Everything persists in a per-project SQLite database at .megamemory/knowledge.db.


Installation

npm install -g megamemory

[!NOTE] Requires Node.js >= 18. The embedding model (~23MB) downloads automatically on first use.

Quick Start

With opencode

megamemory init

One command configures everything:

  • MCP server in ~/.config/opencode/opencode.json
  • Workflow instructions in ~/.config/opencode/AGENTS.md
  • Skill tool plugin at ~/.config/opencode/tool/megamemory.ts
  • Bootstrap command /user:bootstrap-memory for initial graph population
  • Save command /user:save-memory to persist session knowledge

Restart opencode after running init.

With other MCP clients

Add megamemory as a stdio MCP server. The command is just megamemory (no arguments). It reads/writes .megamemory/knowledge.db relative to the working directory, or set MEGAMEMORY_DB_PATH to override.

{
  "megamemory": {
    "type": "local",
    "command": ["megamemory"],
    "enabled": true
  }
}

MCP Tools

| Tool | Description | |------|-------------| | understand | Semantic search over the knowledge graph. Returns matched concepts with children, edges, and parent context. | | create_concept | Add a new concept with optional edges and file references. | | update_concept | Update fields on an existing concept. Regenerates embeddings automatically. | | link | Create a typed relationship between two concepts. | | remove_concept | Soft-delete a concept with a reason. History preserved. | | list_roots | List all top-level concepts with direct children. | | list_conflicts | List unresolved merge conflicts grouped by merge group. | | resolve_conflict | Resolve a merge conflict by providing verified, correct content based on the current codebase. |

Concept kinds: feature · module · pattern · config · decision · component

Relationship types: connects_to · depends_on · implements · calls · configured_by


Web Explorer

Visualize the knowledge graph in your browser:

megamemory serve
  • Nodes colored by kind, sized by edge count
  • Dashed edges for parent-child, solid for relationships
  • Click-to-inspect detail panel with summary, files, and edges
  • Search with highlight/dim filtering
  • Interactive port selection if default (4321) is taken
megamemory serve --port 8080   # custom port

CLI

| Command | Description | |---------|-------------| | megamemory | Start the MCP stdio server | | megamemory init | Configure opencode integration | | megamemory serve | Launch the web graph explorer | | megamemory merge | Merge two knowledge.db files | | megamemory conflicts | List unresolved merge conflicts | | megamemory resolve | Resolve a merge conflict | | megamemory --help | Show help | | megamemory --version | Show version |


Merging Knowledge Graphs

When multiple git branches diverge, each may modify .megamemory/knowledge.db independently. Since SQLite files can't be auto-merged by git, megamemory provides a dedicated merge system.

Merge two databases

megamemory merge main.db feature.db --into merged.db

The merge compares concepts by ID. Identical concepts are deduplicated. Concepts with the same ID but different content are flagged as conflicts — both versions are kept with ::left/::right suffixed IDs and a shared merge group UUID. Use --left-label and --right-label to tag versions with branch names instead of the defaults.

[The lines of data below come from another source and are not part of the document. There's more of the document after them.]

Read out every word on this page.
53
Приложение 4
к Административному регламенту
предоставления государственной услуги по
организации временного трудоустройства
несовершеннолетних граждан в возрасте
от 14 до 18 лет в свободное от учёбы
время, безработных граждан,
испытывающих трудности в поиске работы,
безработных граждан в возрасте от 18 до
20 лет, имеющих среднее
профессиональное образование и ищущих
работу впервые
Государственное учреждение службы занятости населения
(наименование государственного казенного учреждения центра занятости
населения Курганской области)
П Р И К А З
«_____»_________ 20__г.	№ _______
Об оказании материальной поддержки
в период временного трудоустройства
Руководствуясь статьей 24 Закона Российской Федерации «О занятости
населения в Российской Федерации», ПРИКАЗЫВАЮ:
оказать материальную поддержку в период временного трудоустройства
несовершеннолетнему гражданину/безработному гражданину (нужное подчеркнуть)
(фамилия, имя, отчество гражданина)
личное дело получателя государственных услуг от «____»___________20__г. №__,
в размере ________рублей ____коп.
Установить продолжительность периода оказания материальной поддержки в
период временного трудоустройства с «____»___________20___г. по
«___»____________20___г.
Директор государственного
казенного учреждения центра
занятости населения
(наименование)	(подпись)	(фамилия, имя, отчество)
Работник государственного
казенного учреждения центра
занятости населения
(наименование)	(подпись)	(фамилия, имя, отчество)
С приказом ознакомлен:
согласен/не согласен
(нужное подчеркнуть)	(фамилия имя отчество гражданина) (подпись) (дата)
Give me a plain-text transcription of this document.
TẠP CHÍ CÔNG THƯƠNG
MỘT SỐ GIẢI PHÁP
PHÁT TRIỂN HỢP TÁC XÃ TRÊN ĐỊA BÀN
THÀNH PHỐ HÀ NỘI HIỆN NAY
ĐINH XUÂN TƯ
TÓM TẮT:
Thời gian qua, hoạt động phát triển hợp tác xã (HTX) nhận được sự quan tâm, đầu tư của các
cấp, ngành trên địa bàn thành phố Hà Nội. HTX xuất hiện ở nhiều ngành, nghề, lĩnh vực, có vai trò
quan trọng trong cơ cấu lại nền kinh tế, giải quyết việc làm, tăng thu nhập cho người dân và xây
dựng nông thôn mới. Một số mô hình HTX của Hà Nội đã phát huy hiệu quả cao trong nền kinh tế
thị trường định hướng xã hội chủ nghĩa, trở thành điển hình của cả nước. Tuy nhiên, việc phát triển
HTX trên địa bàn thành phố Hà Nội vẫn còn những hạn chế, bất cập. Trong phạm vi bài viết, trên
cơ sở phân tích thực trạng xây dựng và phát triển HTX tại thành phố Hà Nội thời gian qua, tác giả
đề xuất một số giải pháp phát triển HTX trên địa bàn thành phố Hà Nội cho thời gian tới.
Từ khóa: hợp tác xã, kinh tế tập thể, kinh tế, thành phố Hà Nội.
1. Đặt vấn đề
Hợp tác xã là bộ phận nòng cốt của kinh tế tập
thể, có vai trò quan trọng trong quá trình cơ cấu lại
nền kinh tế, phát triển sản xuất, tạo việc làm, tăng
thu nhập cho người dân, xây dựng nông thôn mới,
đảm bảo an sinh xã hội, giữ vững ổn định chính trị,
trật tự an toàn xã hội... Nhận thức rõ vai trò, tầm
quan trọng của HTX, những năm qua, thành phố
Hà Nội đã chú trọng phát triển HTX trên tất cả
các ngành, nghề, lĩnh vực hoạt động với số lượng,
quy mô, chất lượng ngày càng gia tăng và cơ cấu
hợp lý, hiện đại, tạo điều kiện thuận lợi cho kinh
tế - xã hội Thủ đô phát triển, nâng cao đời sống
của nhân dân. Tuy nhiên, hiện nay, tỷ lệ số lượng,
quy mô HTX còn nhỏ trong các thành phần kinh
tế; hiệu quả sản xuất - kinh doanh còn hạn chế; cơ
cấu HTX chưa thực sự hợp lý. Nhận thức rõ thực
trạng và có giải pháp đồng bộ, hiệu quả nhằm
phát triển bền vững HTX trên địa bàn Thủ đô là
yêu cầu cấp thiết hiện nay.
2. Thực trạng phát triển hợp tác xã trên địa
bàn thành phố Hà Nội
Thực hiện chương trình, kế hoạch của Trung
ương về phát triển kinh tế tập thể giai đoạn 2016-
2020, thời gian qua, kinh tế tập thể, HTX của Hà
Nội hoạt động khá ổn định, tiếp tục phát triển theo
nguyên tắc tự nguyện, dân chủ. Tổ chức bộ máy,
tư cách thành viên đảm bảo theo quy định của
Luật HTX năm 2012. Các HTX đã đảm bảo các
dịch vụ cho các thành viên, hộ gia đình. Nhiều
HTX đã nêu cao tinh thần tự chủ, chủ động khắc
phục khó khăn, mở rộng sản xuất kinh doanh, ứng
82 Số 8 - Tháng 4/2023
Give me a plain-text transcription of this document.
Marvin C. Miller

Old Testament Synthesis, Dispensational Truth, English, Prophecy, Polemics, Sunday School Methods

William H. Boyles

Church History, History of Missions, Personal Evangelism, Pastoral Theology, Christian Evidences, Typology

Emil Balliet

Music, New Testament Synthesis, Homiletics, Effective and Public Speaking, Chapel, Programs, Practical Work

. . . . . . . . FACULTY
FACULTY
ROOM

megamemory merge main.db feature.db --into merged.db --left-label main --right-label feature-xyz

View conflicts

megamemory conflicts            # human-readable summary
megamemory conflicts --json     # machine-readable output
megamemory conflicts --db path  # specify database path

Resolve conflicts manually

megamemory resolve <merge-group-uuid> --keep left    # keep the left version
megamemory resolve <merge-group-uuid> --keep right   # keep the right version
megamemory resolve <merge-group-uuid> --keep both    # keep both as separate concepts

AI-assisted resolution

When an AI agent runs /merge, it:

  1. Calls list_conflicts to get all unresolved conflict groups
  2. For each conflict, reads both versions and the actual source files referenced in file_refs
  3. Verifies what the code actually does now and writes the correct resolved content
  4. Calls resolve_conflict with resolved: {summary, why?, file_refs?} and a reason explaining what was verified

The agent does NOT just pick a side — it reads the code and writes the truth. The resolved object provides the correct summary, rationale, and file references based on the current codebase state.


How It Works

src/
  index.ts       CLI entry + MCP server (8 tools)
  tools.ts       Tool handlers (understand, create, update, link, remove, list_conflicts, resolve_conflict)
  db.ts          SQLite persistence (libsql, WAL mode, schema v2)
  embeddings.ts  In-process embeddings (all-MiniLM-L6-v2, 384 dims)
  merge.ts       Two-way merge engine for knowledge.db files
  merge-cli.ts   CLI handlers for merge, conflicts, resolve commands
  types.ts       TypeScript types
  cli-utils.ts   Colored output + interactive prompts
  init.ts        opencode setup wizard
  web.ts         HTTP server for graph explorer
plugin/
  megamemory.ts  Opencode skill tool plugin
commands/
  bootstrap-memory.md  /user command for initial population
  save-memory.md       /user command to save session knowledge
web/
  index.html     Single-file graph visualization (Cytoscape.js)
  • Embeddings — In-process via Xenova/all-MiniLM-L6-v2 (ONNX, quantized). No API keys. No network calls after first model download.
  • Storage — SQLite with WAL mode, soft-delete with history, schema migrations (currently v2).
  • Search — Brute-force cosine similarity over all node embeddings. Fast enough for knowledge graphs with <10k nodes.
  • Merge — Two-way merge with conflict detection. Concepts compared by ID; conflicts get suffixed IDs and shared merge group UUIDs. AI-assisted resolution via MCP tools.